Abstract
Biochemistry is dependent upon enzyme catalysts accelerating key reactions. At the origin of life, prebiotic chemistry must have incorporated catalytic reactions. Whilst this would have yielded much needed amplification of certain reaction products, it would come at the possible cost of rapidly depleting the high energy molecules that acted as chemical fuels.

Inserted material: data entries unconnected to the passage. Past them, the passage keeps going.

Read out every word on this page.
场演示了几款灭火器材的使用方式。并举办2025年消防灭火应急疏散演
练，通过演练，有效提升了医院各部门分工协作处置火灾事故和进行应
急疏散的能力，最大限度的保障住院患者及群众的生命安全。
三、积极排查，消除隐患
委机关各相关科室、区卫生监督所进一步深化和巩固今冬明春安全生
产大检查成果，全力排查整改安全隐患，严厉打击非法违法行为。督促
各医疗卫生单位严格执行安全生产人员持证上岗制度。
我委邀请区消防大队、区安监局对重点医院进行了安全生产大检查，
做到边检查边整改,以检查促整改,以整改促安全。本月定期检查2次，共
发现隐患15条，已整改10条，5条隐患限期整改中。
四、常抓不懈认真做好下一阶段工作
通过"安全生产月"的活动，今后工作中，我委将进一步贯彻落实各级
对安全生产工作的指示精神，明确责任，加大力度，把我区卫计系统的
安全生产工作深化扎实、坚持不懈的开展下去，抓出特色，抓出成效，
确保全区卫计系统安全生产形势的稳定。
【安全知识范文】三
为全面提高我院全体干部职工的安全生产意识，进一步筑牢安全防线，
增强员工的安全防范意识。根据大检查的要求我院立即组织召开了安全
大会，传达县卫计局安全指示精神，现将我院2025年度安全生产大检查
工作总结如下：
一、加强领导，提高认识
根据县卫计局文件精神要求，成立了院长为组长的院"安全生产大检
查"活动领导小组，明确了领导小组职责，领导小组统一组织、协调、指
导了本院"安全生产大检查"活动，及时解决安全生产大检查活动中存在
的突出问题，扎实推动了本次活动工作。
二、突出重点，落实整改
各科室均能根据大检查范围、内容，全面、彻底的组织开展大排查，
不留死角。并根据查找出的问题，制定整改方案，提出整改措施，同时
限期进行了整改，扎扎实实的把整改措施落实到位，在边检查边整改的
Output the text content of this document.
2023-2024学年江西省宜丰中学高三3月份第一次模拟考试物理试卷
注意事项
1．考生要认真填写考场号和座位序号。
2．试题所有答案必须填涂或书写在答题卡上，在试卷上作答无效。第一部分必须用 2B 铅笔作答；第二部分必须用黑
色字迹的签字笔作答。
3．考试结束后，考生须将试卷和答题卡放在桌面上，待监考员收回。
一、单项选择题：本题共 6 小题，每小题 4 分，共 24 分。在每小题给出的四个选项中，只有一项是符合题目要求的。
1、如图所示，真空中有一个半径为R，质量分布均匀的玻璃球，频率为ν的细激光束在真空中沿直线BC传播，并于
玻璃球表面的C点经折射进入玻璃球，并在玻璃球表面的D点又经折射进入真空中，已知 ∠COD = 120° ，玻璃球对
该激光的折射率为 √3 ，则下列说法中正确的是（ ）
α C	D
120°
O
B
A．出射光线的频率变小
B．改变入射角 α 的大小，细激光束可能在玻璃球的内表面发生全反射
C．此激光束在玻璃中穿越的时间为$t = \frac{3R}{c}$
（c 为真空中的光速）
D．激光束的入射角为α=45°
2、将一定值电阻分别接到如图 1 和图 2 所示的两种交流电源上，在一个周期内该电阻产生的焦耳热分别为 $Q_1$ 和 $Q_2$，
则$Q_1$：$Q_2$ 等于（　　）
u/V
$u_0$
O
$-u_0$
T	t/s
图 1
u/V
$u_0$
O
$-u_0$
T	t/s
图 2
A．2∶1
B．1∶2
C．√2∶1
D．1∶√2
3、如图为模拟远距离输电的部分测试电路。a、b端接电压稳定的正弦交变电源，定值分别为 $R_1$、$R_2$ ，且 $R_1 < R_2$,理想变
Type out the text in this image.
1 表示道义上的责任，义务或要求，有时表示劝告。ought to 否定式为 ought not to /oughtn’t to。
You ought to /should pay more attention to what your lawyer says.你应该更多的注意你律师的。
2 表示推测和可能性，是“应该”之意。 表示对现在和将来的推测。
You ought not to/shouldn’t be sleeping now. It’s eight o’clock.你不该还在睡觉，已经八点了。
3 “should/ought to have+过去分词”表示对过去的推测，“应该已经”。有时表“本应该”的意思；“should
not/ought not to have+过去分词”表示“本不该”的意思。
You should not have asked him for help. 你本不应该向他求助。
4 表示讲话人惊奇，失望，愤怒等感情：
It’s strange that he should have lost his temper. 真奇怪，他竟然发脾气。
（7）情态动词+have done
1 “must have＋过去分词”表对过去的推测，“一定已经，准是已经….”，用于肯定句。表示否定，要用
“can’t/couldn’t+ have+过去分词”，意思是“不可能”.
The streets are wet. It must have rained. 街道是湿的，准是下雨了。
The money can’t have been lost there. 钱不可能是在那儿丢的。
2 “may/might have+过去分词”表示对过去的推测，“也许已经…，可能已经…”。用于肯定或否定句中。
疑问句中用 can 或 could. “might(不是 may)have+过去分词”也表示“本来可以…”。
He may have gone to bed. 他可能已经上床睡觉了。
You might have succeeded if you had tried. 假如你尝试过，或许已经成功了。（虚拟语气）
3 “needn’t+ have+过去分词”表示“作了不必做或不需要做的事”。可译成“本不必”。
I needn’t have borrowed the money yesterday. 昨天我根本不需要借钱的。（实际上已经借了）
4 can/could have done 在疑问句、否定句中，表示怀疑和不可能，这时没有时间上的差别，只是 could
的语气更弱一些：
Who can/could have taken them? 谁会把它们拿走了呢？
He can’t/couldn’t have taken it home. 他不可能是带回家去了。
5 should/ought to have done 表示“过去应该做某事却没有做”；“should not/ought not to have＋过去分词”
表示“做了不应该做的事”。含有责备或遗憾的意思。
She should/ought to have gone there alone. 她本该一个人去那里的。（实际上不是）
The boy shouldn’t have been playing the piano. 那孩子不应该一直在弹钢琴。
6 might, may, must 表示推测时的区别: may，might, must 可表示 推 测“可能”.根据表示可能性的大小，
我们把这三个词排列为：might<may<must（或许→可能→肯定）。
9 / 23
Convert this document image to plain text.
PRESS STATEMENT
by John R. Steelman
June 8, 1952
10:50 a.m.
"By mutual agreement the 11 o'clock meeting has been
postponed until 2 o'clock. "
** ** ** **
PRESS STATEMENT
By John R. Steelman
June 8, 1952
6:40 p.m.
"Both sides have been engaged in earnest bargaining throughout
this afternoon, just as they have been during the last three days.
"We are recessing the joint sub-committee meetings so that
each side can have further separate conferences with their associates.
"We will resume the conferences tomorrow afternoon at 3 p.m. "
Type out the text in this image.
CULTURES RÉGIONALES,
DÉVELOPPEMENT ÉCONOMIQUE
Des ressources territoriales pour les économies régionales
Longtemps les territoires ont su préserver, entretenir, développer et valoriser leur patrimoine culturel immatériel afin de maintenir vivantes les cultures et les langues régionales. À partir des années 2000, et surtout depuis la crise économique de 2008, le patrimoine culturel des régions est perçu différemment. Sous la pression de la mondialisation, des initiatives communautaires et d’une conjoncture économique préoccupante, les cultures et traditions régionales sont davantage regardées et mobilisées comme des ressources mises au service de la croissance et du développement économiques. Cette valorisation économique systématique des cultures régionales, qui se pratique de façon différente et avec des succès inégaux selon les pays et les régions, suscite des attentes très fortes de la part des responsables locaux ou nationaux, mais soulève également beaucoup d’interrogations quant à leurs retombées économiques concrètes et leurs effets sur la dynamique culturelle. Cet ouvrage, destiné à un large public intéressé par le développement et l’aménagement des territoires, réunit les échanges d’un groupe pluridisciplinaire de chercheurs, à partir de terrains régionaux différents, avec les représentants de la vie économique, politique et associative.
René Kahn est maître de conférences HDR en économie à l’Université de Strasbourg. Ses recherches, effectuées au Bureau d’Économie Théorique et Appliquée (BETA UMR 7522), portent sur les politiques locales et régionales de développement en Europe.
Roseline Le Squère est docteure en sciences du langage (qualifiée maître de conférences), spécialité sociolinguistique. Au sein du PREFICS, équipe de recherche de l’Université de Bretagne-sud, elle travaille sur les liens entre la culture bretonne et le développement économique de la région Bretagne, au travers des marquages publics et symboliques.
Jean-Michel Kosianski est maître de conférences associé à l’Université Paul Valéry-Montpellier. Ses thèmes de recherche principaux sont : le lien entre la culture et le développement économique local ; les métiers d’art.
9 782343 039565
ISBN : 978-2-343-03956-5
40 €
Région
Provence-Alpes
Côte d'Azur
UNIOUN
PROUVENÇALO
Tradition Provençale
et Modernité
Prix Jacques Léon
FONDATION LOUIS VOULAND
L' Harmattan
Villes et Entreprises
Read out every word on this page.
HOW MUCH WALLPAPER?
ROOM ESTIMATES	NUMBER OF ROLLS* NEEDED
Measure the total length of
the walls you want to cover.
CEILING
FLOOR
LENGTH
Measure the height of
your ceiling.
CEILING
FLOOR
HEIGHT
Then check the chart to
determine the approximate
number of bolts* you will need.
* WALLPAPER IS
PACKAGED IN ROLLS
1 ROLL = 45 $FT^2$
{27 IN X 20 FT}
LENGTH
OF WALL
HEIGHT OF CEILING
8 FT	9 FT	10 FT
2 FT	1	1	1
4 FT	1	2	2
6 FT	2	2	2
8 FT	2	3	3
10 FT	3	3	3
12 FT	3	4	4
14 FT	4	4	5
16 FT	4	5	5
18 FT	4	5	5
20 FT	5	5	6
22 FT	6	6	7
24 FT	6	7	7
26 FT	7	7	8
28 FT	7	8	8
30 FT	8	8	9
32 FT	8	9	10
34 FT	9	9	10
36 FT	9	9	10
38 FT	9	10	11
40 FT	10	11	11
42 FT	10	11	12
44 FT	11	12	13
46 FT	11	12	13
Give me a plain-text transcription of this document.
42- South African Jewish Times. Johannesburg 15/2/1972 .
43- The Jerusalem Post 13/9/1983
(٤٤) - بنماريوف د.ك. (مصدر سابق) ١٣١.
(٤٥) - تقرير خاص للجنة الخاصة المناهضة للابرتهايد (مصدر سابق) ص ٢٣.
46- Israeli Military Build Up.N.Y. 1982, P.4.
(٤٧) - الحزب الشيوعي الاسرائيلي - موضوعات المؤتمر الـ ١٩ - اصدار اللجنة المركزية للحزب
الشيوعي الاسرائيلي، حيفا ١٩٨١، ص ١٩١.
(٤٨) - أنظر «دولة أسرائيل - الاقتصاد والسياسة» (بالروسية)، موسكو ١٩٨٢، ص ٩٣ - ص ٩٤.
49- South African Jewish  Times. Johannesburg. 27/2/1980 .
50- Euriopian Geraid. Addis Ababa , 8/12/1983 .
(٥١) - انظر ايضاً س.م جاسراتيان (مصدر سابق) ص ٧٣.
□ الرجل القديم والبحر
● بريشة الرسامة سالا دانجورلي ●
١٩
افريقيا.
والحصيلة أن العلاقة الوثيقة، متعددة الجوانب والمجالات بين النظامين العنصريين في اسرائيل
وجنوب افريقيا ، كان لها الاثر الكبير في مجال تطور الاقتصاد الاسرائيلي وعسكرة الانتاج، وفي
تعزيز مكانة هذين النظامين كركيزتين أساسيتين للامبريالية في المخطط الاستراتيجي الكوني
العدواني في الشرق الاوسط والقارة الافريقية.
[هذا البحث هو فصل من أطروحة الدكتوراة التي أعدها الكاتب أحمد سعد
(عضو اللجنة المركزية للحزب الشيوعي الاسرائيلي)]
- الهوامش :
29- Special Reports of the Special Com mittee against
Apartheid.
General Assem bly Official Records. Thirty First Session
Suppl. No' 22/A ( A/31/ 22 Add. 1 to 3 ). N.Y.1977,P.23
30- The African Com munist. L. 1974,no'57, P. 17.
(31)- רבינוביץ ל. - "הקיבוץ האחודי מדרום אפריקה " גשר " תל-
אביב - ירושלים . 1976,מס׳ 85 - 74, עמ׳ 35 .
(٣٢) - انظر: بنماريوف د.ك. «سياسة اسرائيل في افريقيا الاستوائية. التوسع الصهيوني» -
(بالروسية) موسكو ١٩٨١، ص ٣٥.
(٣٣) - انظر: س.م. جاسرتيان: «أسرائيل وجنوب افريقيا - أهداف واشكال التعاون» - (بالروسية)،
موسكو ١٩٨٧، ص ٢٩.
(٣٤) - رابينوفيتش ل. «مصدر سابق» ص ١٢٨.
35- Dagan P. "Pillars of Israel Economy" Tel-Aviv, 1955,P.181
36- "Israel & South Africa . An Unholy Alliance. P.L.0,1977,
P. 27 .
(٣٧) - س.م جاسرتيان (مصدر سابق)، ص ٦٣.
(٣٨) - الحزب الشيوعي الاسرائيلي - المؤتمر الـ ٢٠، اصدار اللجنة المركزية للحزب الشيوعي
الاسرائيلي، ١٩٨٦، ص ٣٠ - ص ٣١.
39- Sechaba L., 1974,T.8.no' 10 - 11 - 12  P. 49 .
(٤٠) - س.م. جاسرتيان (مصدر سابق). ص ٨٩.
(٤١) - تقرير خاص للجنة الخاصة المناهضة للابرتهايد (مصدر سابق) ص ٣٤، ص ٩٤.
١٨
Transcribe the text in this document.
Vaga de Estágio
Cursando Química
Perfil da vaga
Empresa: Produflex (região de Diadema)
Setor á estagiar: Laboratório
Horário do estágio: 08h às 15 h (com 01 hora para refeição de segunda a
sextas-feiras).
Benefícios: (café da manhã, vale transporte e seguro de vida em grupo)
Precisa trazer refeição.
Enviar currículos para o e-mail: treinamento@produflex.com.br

Here, we demonstrate a prebiotic phosphate transfer system involving a kinetically stable and thermodynamically activated ATP analogue (imidazole phosphate) and histidyl peptides which function as organocatalytic enzyme analogues. We demonstrate that histidyl peptides catalyse phosphorylations via a phosphorylated histidyl intermediate. We integrate these histidyl catalysed phosphorylations into a complete prebiotic scenario whereby inorganic phosphate is incorporated into organic compounds though physicochemical wet-dry cycles. Our work demonstrates a plausible system for the catalysed production of phosphorylated compounds on the early Earth and how organocatalytic peptides, as enzyme precursors, could have played an important role in this.
Supplementary materials
Title
Supporting Information
Description
The Supporting Information contains experimental methods for the hydrolysis reactions, phosphate transfer reactions and the wet-dry physicochemical cycle along with the associated 31P NMR spectra and plots of changes in concentration/yield of phosphorylated species over time. The reaction schemes and rate equations used to determine the rate constants for the hy-drolysis reactions are contained with the fitted plots and a Table of the calculated rate constants. in situ NMR characteri-sation data of the phosphorylated histidyl intermediate are included.